The instruction manual approach gives parents a sense of adult control and separateness and supports their use of authority over the baby when what they most need is personal support while they risk submerging themselves in a relationship with him. It is misleading to parents to suggest that by rationing and routinising their attention to the baby they can conserve their adult autonomy because, however much they may resent the fact, their happiness and the baby’s are inextricably entangled. A mother may resent her baby’s crying; resent, even reject, the fact that he needs her - again. But ignoring (“controlling”) the crying does not only condemn the baby to cry unanswered but also condemns the mother to listen to him crying. So being sensitive to a baby’s needs, tuning in to him, treating him as he seems to ask to be treated, is not only better for the baby but also better for the mother and for their relationship. Being responsive to a baby soon grows into mutual responsiveness between child and parent.
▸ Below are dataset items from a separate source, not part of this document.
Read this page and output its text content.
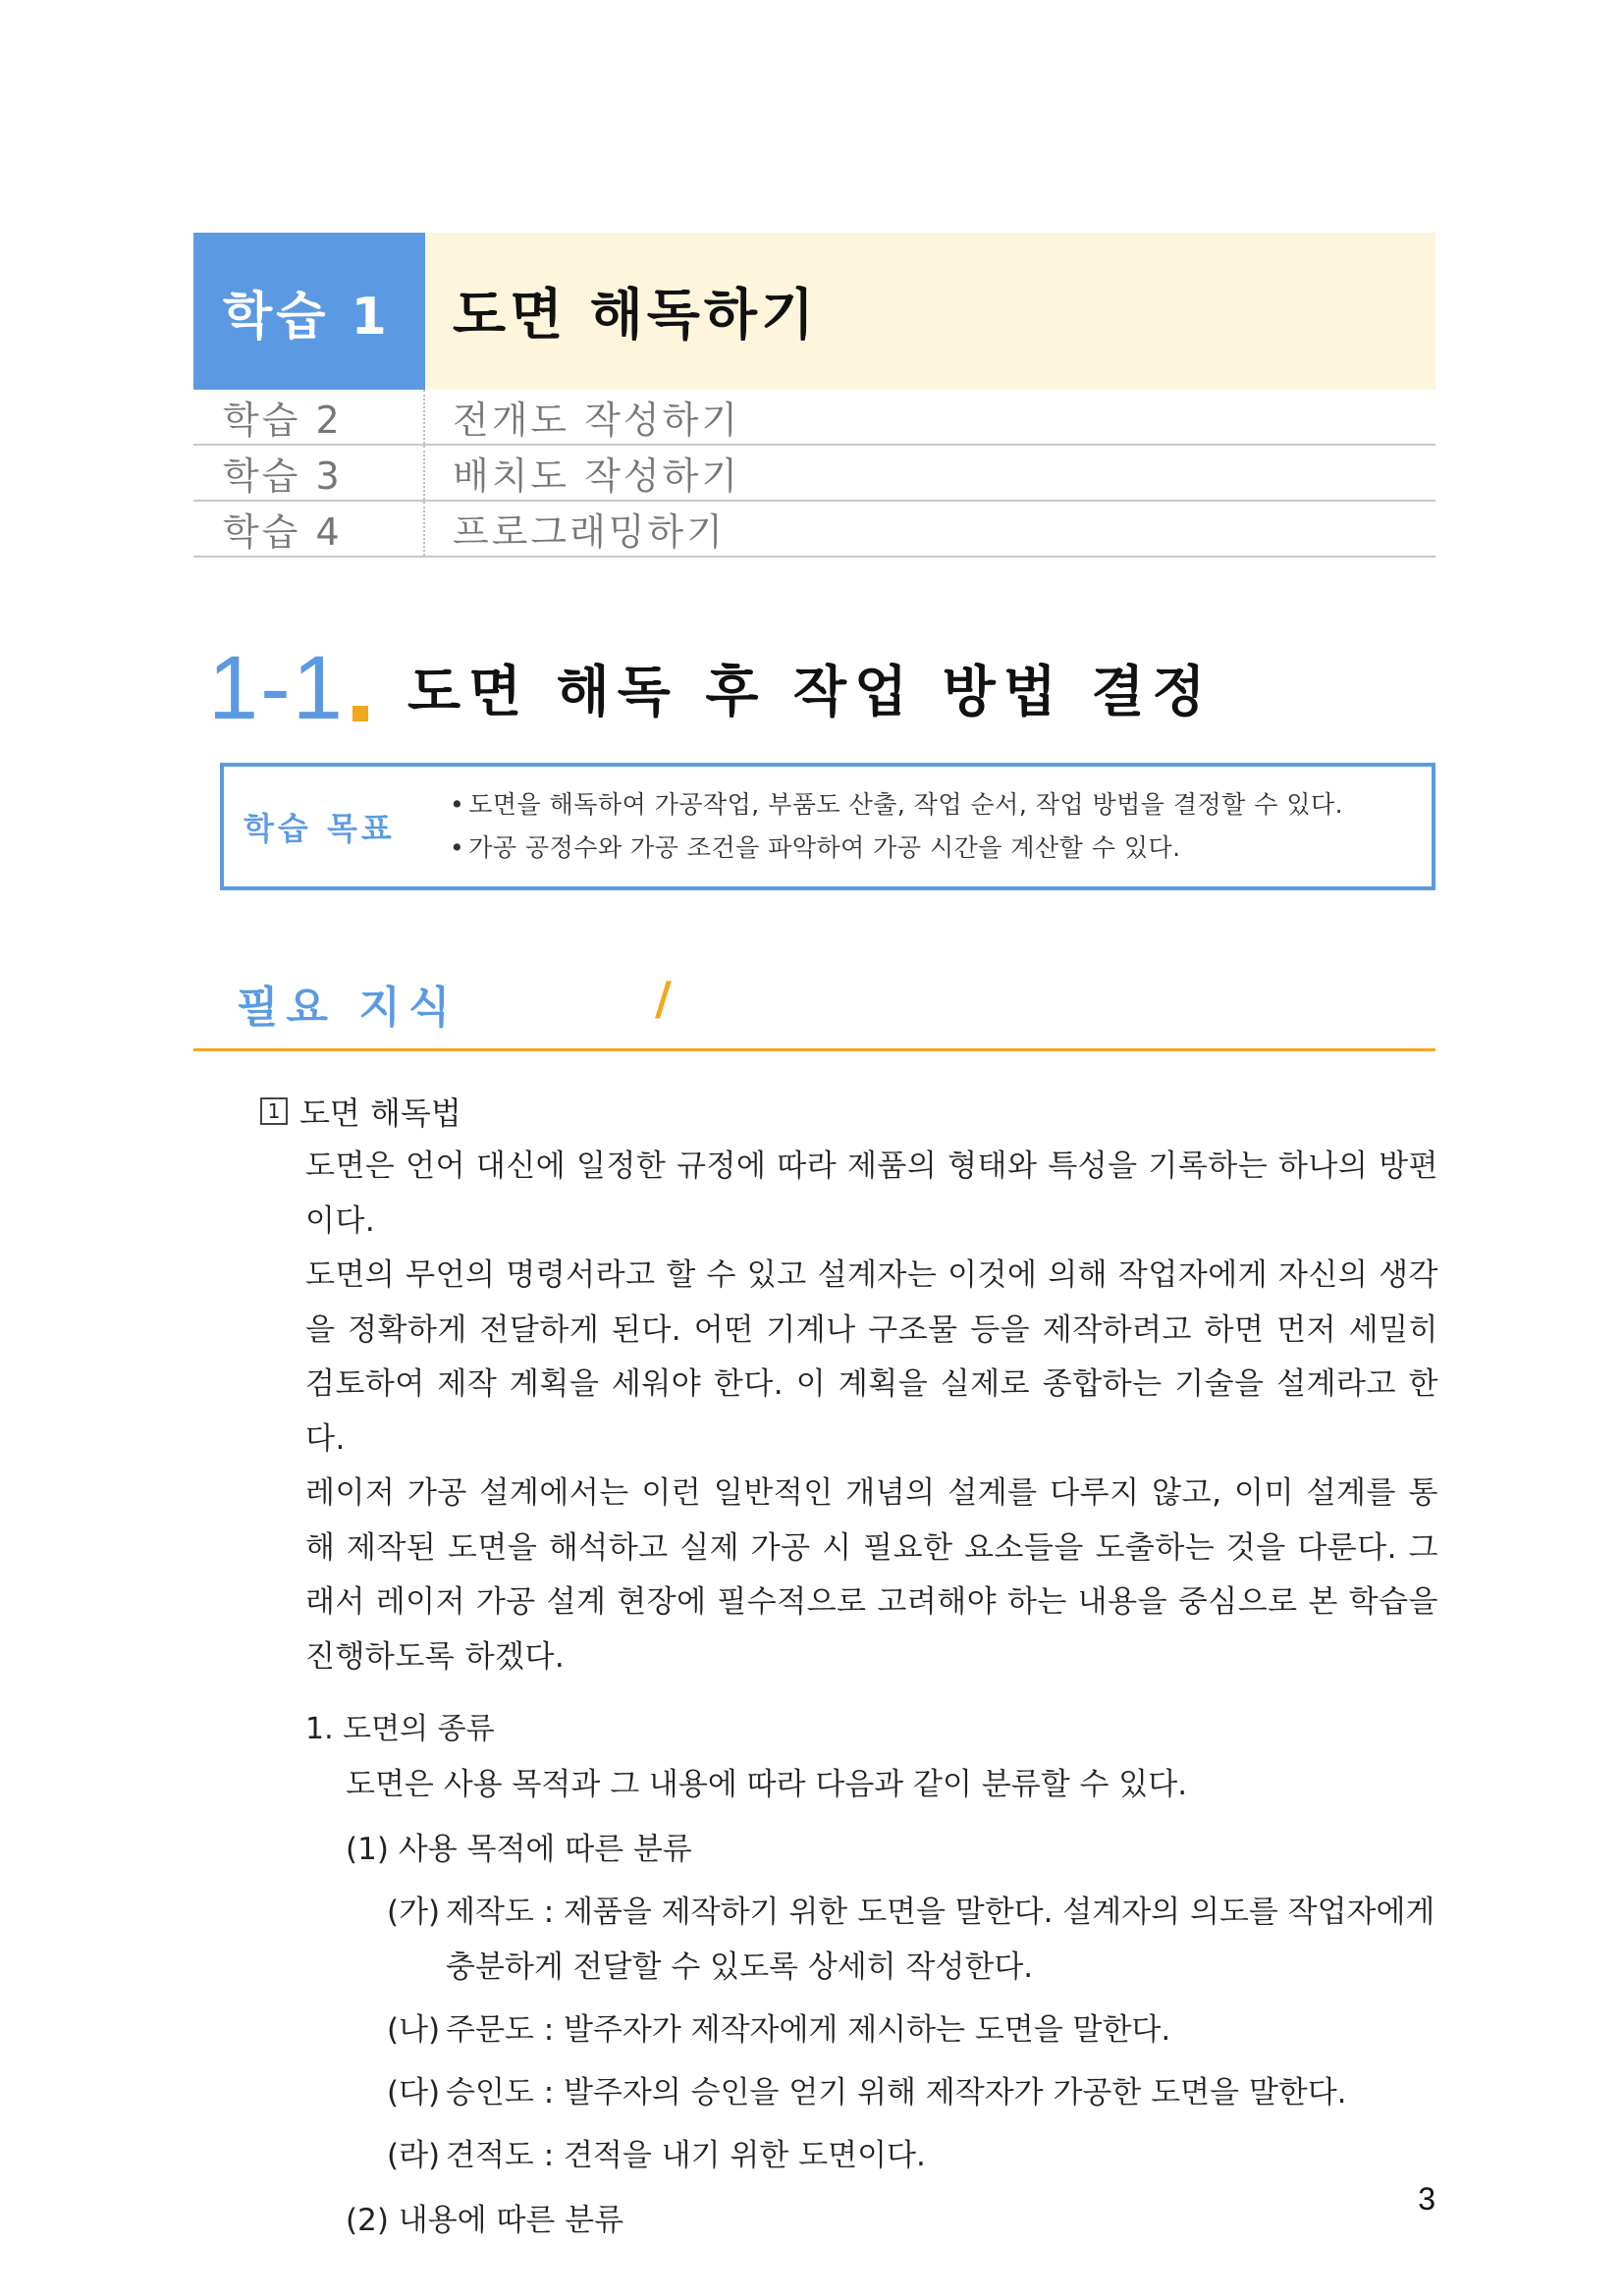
학습 1	도면 해독하기
학습 2	전개도 작성하기
학습 3	배치도 작성하기
학습 4	프로그래밍하기
1-1 도면 해독 후 작업 방법 결정
학습 목표
• 도면을 해독하여 가공작업, 부품도 산출, 작업 순서, 작업 방법을 결정할 수 있다.
• 가공 공정수와 가공 조건을 파악하여 가공 시간을 계산할 수 있다.
필요 지식	/
1 도면 해독법
도면은 언어 대신에 일정한 규정에 따라 제품의 형태와 특성을 기록하는 하나의 방편이다.
도면의 무언의 명령서라고 할 수 있고 설계자는 이것에 의해 작업자에게 자신의 생각을 정확하게 전달하게 된다. 어떤 기계나 구조물 등을 제작하려고 하면 먼저 세밀히 검토하여 제작 계획을 세워야 한다. 이 계획을 실제로 종합하는 기술을 설계라고 한다.
레이저 가공 설계에서는 이런 일반적인 개념의 설계를 다루지 않고, 이미 설계를 통해 제작된 도면을 해석하고 실제 가공 시 필요한 요소들을 도출하는 것을 다룬다. 그래서 레이저 가공 설계 현장에 필수적으로 고려해야 하는 내용을 중심으로 본 학습을 진행하도록 하겠다.
1. 도면의 종류
도면은 사용 목적과 그 내용에 따라 다음과 같이 분류할 수 있다.
(1) 사용 목적에 따른 분류
(가) 제작도 : 제품을 제작하기 위한 도면을 말한다. 설계자의 의도를 작업자에게 충분하게 전달할 수 있도록 상세히 작성한다.
(나) 주문도 : 발주자가 제작자에게 제시하는 도면을 말한다.
(다) 승인도 : 발주자의 승인을 얻기 위해 제작자가 가공한 도면을 말한다.
(라) 견적도 : 견적을 내기 위한 도면이다.
(2) 내용에 따른 분류
3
Infants are not out to “get at” parents. Watching and listening to babies and responding positively to them whenever possible does not turn babies into bullies or parents into victims. On the contrary, it leads, naturally and without prior planning or particular rules, to negotiation between adults and infants and thence to the reciprocity on which all intimate relationships eventually depend. It is by negotiation (rather than by rules) that a parent arrives at the appropriate period of grace between this particular baby waking up and an adult arriving at the cot side. It is by negotiation that a mother can gradually stretch the time between feeds, or persuade her baby to accept her face and voice for reassurance when something startles him, instead of instant breast. It is through months of these reiterated mini-negotiations that a baby learns that mother is not him but someone separate. Someone who thinks about his needs and can be trusted, but who also has needs of her own. These lessons are the foundations of mutual regard. Laid in the first six months, they will support the mother-child relationship not only through infancy and as an alternative to rigidly programmed parental control, but through the toddler’s confused and confusing developmental drive for autonomy and the child’s increasing passion for peers, and into adolescence. And by then mutual regard is the only hope because power-tactics no longer work at all.